Policymakers are implying every tool available from direct dollar selling to verbal intervention.
India and Taiwan have intervened in the market, while Japan has tried to talk up the yen. China tweaked policy parameters to slow the slide in the yuan and Hong Kong is likely to step in as its currency brushes near the lower end of its trading band.
“Asian central banks are becoming more concerned about weaker currencies and higher inflation,” said Mansoor Mohi-uddin, chief economist at the Bank of Singapore Ltd.
However, he cautioned that intervention is unlikely to work while the Federal Reserve remains hawkish on interest rates.
The People’s Bank of China in its latest quarterly monetary report issued Monday vowed to keep the foreign-exchange market operating “normally,” saying it would guide market expectations.
The PBOC also said it would maintain a managed floating exchange rate system for the yuan against it reference basked of currency based on market mechanisms.
“I would expect the PBOC to continue to guard against sharp moves as shown by some attempt to restrain the daily onshore fixings,” said Eugenia Victorino, head of Asia strategy at Skandinaviska Enskilda Banken AB in Singapore as reported by Bloomberg.
Meanwhile, the Reserve Bank of India is intervening in spot and forward markets to defend the rupee, which slid to a record low on Monday, according to a person familiar with the matter as reported by Bloomberg.

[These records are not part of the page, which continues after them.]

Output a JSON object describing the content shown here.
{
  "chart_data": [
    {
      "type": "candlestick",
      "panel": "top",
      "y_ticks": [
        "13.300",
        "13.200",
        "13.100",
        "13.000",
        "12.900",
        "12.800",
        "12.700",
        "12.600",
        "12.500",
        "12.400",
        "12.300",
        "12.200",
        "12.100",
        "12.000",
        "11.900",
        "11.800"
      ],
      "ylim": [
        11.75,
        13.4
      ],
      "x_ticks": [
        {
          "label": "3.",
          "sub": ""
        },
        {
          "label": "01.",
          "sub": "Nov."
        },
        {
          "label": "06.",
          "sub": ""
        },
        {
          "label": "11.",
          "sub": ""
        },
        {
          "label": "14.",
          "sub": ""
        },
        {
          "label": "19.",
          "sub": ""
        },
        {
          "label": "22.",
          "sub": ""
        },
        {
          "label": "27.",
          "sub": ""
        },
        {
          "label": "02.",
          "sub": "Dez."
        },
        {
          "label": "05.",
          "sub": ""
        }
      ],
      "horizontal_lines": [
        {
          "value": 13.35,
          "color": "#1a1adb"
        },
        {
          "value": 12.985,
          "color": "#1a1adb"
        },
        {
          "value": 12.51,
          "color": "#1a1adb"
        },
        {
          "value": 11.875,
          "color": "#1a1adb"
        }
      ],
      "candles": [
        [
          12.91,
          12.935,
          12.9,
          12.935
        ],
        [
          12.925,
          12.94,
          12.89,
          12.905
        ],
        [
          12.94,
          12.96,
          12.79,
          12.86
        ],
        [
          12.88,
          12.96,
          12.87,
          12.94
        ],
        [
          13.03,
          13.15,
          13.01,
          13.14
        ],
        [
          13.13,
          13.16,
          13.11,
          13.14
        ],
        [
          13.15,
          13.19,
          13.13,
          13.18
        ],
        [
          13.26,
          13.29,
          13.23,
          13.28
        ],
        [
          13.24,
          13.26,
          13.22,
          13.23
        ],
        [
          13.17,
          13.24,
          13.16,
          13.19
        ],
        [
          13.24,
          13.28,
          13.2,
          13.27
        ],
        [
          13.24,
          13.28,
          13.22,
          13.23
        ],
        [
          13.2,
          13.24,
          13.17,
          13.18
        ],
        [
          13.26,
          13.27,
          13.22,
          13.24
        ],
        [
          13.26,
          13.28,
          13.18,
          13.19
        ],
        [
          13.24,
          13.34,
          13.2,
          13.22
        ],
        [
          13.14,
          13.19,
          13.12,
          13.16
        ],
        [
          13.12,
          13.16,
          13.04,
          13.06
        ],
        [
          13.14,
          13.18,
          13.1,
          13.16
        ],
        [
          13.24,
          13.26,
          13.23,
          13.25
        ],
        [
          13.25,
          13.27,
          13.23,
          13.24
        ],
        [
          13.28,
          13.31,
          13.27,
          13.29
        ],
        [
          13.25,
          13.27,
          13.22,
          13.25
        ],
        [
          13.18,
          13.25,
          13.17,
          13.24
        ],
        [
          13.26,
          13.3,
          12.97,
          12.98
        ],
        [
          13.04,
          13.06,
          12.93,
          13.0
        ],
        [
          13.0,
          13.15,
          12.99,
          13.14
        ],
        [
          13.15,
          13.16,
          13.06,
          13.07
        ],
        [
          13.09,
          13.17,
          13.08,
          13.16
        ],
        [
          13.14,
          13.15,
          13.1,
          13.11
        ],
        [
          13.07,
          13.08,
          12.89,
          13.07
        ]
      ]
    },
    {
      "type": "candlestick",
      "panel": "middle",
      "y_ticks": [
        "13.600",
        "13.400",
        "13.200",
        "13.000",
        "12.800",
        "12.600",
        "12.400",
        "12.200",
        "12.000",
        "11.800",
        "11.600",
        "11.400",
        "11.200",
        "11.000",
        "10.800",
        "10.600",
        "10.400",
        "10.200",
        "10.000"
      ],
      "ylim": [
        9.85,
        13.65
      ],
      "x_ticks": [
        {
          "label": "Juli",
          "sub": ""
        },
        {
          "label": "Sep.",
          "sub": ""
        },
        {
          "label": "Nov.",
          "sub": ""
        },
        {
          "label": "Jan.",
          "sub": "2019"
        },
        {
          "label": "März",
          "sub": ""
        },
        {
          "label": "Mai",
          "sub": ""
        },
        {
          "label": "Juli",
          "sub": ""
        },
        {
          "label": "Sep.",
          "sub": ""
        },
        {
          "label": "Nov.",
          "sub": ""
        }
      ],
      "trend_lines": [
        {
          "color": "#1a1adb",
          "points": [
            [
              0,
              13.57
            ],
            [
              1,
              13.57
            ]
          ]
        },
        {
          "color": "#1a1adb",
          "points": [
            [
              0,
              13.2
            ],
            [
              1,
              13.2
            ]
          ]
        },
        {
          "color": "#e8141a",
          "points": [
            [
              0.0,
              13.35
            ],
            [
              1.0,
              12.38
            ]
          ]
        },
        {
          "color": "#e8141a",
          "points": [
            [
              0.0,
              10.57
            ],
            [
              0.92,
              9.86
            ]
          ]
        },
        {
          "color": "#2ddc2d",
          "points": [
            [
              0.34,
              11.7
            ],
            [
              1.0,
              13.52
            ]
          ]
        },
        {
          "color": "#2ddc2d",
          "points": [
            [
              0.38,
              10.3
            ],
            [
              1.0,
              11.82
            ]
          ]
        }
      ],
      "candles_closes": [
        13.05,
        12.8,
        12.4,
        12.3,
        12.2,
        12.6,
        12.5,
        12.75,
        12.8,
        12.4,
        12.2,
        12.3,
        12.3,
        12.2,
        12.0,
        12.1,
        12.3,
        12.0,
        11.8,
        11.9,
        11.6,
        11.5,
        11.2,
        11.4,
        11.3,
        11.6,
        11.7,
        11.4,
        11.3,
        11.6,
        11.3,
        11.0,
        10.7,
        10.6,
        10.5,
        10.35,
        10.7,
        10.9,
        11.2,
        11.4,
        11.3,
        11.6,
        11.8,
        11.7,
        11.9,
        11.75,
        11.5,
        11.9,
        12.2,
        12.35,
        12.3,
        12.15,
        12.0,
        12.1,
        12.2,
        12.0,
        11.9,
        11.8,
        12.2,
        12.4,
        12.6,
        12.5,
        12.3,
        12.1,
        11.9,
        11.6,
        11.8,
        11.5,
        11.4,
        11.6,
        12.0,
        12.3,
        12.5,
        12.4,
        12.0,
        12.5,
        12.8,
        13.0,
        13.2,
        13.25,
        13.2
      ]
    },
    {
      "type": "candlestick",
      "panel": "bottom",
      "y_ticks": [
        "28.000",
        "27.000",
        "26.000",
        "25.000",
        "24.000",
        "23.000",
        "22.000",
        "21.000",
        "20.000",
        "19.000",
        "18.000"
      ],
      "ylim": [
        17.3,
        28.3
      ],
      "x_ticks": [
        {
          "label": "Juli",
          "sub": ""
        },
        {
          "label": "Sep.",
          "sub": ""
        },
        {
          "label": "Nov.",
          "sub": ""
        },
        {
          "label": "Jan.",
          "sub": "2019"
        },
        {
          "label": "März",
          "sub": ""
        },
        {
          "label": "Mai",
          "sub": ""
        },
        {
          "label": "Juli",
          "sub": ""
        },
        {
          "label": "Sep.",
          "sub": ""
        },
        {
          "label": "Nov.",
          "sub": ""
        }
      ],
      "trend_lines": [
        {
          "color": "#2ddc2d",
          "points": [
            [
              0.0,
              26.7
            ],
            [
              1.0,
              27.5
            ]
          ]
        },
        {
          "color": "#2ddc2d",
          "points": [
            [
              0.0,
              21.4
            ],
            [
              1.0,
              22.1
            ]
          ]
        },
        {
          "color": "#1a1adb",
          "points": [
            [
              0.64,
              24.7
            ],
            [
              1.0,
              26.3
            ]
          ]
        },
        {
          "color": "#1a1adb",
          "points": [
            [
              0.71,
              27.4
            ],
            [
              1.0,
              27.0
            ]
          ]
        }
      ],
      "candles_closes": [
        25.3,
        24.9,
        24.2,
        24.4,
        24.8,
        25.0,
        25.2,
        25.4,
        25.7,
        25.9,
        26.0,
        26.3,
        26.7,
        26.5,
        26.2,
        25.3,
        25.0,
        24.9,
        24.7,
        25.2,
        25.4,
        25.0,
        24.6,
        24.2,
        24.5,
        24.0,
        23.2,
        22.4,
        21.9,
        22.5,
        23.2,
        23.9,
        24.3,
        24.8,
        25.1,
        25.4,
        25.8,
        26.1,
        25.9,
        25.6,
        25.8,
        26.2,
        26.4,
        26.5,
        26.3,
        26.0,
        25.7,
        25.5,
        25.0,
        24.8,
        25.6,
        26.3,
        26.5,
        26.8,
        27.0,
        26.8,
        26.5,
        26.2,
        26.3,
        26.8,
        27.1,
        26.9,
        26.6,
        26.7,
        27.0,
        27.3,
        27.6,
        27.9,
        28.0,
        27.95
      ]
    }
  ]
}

As reported by Bloomberg Radhika Rao, a senior economist at DBS Bank Ltd., said India’s FX reserves of about $600 billion offers the RBI plenty of room to manage a gradual decline in the rupee.
The Bank of Japan on the other hand is keeping the benchmark 10-year yield from rising above 0.25% to stoke sustainable inflation, and in doing so it’s adding to downward pressure on the yen.